Light in the Attic Records

Betty Davis is the unremembered funk goddess of the ’70s. Explicitly sexual, both on stage and in the studio, she produced a string of solid sessions that never received the airplay they deserved. The reasons are lost in the mists of time; 40 years in the record business is about five centuries of real human time, and I’ll let you read the extensive liner notes included with this disc to decide Betty’s historical reality for yourself. Musically, Ms. Davis mixes a gravely, sultry voice with a solid jungle-influenced beat.

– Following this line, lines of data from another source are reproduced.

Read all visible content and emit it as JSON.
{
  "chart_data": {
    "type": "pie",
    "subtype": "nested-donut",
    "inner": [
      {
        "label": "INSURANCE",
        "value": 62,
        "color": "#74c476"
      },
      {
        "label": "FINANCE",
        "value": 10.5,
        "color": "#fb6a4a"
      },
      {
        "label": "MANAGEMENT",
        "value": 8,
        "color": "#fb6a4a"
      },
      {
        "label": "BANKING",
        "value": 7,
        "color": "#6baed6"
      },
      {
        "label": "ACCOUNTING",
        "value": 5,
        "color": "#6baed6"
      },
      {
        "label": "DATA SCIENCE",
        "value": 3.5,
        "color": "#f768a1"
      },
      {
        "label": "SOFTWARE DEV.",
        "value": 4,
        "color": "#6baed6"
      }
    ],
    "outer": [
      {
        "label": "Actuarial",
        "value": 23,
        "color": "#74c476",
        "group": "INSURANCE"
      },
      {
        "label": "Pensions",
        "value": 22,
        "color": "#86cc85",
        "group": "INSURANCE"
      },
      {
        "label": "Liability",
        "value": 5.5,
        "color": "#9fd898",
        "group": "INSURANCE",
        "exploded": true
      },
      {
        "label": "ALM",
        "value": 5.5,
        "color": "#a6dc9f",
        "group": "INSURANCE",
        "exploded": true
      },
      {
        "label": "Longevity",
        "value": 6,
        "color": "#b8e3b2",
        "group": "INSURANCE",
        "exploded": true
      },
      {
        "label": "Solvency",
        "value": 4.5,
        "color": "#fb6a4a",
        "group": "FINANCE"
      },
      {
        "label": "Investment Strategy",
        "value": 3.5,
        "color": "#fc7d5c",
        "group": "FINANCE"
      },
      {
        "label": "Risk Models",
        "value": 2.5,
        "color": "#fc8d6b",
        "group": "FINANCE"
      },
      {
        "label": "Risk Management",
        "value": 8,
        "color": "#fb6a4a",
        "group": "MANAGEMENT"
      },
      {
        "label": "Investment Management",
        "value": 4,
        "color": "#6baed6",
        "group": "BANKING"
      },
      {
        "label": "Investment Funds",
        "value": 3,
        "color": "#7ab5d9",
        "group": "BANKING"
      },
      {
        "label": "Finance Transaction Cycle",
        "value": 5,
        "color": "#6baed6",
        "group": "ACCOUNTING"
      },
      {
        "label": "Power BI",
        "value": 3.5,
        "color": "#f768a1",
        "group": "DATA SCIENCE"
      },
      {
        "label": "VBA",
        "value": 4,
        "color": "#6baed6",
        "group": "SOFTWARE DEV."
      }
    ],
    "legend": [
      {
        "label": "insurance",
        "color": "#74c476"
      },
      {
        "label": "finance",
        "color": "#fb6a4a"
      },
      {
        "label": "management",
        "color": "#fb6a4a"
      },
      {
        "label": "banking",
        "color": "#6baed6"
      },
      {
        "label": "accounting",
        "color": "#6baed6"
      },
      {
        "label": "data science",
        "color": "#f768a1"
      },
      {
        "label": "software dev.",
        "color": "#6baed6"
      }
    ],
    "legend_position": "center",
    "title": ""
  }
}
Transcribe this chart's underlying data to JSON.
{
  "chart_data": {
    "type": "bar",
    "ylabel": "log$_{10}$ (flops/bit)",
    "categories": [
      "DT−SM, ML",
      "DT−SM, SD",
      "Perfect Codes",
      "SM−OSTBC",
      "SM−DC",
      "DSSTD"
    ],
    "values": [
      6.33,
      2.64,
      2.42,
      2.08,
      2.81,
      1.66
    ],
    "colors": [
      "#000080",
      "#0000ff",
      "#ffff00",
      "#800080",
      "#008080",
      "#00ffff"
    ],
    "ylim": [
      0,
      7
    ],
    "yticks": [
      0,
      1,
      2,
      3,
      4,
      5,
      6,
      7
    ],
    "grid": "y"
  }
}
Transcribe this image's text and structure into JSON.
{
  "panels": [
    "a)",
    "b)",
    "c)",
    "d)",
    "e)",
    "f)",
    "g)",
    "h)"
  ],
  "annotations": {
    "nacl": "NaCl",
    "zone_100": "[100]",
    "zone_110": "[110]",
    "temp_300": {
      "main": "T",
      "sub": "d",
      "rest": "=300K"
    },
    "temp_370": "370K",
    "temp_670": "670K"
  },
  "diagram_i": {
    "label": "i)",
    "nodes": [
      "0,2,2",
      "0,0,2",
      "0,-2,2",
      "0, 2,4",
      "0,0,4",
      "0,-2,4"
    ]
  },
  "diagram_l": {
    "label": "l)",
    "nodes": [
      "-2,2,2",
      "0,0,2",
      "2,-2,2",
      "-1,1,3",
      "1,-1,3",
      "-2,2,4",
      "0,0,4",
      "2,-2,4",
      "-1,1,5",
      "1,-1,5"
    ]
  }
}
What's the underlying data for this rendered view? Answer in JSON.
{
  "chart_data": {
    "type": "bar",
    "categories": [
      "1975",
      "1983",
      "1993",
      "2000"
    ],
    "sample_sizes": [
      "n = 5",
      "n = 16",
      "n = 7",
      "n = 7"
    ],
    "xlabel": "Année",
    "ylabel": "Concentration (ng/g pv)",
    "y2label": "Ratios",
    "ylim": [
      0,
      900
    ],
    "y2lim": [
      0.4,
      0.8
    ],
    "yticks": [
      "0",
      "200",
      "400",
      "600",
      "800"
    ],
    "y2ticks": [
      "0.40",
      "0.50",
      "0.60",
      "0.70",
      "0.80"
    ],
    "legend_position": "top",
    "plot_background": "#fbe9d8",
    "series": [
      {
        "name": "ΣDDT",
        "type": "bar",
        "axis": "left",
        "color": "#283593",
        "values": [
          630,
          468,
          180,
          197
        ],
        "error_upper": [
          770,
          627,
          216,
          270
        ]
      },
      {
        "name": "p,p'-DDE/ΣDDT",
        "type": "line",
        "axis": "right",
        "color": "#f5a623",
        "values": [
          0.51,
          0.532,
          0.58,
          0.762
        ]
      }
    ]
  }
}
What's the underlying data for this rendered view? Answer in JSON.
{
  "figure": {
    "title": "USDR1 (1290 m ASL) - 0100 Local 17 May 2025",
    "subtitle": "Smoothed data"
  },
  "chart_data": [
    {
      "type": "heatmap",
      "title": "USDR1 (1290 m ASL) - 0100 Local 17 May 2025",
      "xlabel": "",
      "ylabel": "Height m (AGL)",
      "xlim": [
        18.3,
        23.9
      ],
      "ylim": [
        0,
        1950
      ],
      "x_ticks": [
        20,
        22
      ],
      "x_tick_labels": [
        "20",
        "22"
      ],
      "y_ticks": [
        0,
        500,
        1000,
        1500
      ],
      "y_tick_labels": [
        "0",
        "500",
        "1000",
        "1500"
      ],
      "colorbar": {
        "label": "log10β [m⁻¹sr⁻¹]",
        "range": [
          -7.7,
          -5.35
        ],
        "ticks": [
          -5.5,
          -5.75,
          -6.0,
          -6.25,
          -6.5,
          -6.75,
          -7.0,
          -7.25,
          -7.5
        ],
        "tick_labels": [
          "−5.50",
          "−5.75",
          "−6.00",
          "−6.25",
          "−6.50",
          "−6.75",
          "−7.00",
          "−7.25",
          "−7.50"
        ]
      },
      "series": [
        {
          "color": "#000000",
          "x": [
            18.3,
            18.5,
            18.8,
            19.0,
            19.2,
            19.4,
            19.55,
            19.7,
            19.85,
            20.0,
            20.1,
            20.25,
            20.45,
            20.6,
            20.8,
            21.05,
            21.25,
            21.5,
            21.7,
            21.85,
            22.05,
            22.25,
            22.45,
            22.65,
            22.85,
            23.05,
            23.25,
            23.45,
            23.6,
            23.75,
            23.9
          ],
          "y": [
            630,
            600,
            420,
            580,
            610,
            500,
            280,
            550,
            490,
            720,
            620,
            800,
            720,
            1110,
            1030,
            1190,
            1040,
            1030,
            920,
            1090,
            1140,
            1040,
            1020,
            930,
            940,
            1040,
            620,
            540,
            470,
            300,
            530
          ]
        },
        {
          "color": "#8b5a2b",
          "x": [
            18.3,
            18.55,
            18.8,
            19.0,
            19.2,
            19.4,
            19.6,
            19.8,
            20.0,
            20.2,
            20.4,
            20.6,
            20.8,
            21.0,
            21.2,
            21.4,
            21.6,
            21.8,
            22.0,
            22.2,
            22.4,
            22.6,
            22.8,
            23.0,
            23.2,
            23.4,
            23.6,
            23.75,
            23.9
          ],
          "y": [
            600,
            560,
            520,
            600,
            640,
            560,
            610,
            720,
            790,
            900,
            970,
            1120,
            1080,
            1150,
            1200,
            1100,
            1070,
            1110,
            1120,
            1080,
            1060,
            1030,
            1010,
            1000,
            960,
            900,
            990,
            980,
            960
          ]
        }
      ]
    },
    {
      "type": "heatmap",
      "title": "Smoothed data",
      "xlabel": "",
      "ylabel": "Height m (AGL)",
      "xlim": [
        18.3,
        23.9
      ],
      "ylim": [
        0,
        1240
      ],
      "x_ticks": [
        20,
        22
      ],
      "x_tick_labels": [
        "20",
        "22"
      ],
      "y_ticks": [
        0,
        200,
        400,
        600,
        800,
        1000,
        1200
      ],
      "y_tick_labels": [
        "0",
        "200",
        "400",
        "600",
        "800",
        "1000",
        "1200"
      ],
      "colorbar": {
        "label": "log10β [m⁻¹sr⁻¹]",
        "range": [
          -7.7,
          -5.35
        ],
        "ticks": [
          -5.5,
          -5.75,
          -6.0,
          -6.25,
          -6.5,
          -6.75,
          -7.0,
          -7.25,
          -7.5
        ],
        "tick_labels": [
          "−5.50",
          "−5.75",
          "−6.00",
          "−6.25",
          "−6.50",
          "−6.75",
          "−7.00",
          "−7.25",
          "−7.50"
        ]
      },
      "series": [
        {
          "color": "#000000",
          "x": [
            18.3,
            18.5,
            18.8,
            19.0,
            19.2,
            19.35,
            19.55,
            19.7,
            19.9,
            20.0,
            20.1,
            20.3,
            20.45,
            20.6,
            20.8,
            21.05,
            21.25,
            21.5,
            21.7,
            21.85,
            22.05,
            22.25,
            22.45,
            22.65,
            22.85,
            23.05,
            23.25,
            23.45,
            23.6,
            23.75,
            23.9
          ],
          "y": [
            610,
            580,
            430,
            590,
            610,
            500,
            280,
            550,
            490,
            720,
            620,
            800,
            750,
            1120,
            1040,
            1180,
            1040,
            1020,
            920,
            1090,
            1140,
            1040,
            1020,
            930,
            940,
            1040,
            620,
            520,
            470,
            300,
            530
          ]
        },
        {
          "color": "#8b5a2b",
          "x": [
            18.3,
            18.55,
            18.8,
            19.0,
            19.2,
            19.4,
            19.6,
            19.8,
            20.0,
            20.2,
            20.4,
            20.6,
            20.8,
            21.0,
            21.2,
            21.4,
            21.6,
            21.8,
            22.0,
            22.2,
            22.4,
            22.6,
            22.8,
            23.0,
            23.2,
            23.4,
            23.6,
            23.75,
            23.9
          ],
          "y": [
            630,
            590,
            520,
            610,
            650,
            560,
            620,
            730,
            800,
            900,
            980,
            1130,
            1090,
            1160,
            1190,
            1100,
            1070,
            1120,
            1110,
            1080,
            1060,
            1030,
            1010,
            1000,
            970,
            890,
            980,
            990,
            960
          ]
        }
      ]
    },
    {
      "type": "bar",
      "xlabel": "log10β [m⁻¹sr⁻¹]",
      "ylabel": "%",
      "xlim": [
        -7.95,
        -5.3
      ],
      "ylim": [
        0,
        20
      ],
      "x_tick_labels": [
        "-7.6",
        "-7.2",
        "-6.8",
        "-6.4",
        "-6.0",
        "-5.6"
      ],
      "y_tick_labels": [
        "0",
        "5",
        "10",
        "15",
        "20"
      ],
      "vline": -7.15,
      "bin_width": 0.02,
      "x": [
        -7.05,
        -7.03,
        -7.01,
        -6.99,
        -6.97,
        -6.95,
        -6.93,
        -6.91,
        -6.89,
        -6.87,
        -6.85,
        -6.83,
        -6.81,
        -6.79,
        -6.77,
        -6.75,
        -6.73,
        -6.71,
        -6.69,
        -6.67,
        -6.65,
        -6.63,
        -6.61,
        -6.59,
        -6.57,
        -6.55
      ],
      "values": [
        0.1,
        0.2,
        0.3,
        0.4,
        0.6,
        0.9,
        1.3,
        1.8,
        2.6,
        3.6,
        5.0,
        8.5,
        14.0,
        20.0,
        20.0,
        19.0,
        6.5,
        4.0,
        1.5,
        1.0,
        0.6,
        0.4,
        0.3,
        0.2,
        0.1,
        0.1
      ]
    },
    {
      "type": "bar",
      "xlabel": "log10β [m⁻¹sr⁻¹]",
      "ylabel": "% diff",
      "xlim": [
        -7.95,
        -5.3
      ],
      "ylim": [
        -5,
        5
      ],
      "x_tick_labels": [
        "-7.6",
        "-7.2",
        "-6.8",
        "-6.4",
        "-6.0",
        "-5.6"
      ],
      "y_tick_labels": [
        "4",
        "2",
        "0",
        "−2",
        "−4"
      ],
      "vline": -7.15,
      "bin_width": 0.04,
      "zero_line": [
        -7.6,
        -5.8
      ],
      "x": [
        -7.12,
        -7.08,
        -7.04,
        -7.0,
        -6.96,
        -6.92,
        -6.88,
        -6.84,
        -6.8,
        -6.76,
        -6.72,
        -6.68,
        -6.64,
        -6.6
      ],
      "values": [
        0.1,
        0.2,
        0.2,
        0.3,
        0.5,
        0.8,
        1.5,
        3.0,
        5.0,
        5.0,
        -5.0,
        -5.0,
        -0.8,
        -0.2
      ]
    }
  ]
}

We open this disc with a bonus track (actually, everything in this reissues series feels like a bonus) called “‘70s Blues.” Betty screams “I felt like talking, but nobody was there… The blues are taking over.” Blues, indeed, but these are the GOOD blues, the ones you seek out and pay way too much for a beer while you commiserate with the singer. Misplaced frustration fills this disc – in “He’s A Big Freak,” Betty beats her lover with a turquoise chain, but it’s not clear if it’s self defense or if he’s paying extra for the service. The sexual revolution scorches on “Yo Mamma Wants You Back,” “Don’t Call Her No Tramp,” and “Git In There.” Each song sounds just as you hoped, proclaiming the virtues of a thinly-veiled roll in the hay with the sort of liberated woman who refuses to take “I think I’m done” for an answer. There are several additional bonus tracks here, each a rough mix of the final album version. The differences are subtle, and I think any of the roughs are just as good as the final cuts.

Betty Davis oozes a raw energy in this disc that’s lost nothing in the decades. She’s still packed with boogie juice.